The rapid expansion of generative AI models require more powerful hardware and with the rise of datacenters with hundreds of thousands of AI GPUs, they are quickly pushing the limits of current datacenter infrastructure and soon they could hit the limit of power grid. While AWS, Microsoft, and Oracle plan to use nuclear power plants to power their datacenters, Microsoft Azure's chief technology officer, Mark Russinovich, suggests that connecting multiple datacenters may soon be necessary to train advanced AI models, reports Semafor.

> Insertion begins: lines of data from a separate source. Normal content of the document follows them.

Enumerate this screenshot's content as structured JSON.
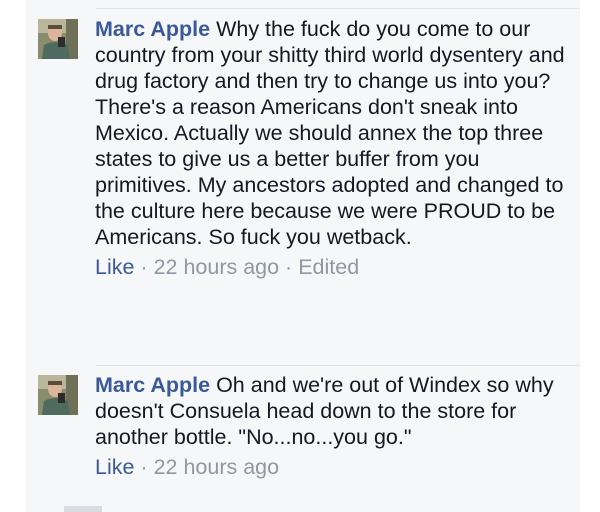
{
  "comments": [
    {
      "author": "Marc Apple",
      "text": "Why the fuck do you come to our country from your shitty third world dysentery and drug factory and then try to change us into you? There's a reason Americans don't sneak into Mexico. Actually we should annex the top three states to give us a better buffer from you primitives. My ancestors adopted and changed to the culture here because we were PROUD to be Americans. So fuck you wetback.",
      "like_label": "Like",
      "separator": " · ",
      "timestamp": "22 hours ago",
      "edited_label": "Edited"
    },
    {
      "author": "Marc Apple",
      "text": "Oh and we're out of Windex so why doesn't Consuela head down to the store for another bottle. \"No...no...you go.\"",
      "like_label": "Like",
      "separator": " · ",
      "timestamp": "22 hours ago"
    }
  ],
  "colors": {
    "link": "#3b5998",
    "meta": "#9197a3",
    "text": "#141823",
    "background": "#f6f7f9"
  },
  "icons": {
    "avatar": "profile-photo"
  }
}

Modern AI datacenters, such as those built by Elon Musk's companies Tesla or xAI, can house 100,000 of Nvidia H100 or H200 GPUs and as American giants are competing to train the industry's best AI models, they are going to need even more AI processors that work in concert as a unified system. As a consequence, datacenters are becoming even more power hungry both due to the increased number of processors, higher power consumption of these processors, and the amount of power that is required for their cooling. As a result, datacenters consuming multiple gigawatts of power could soon become real. But the U.S. energy grid is already under strain, especially during periods of high demand, such as in hot summer days, there are concerns that the grid may not be able to keep up with the demand.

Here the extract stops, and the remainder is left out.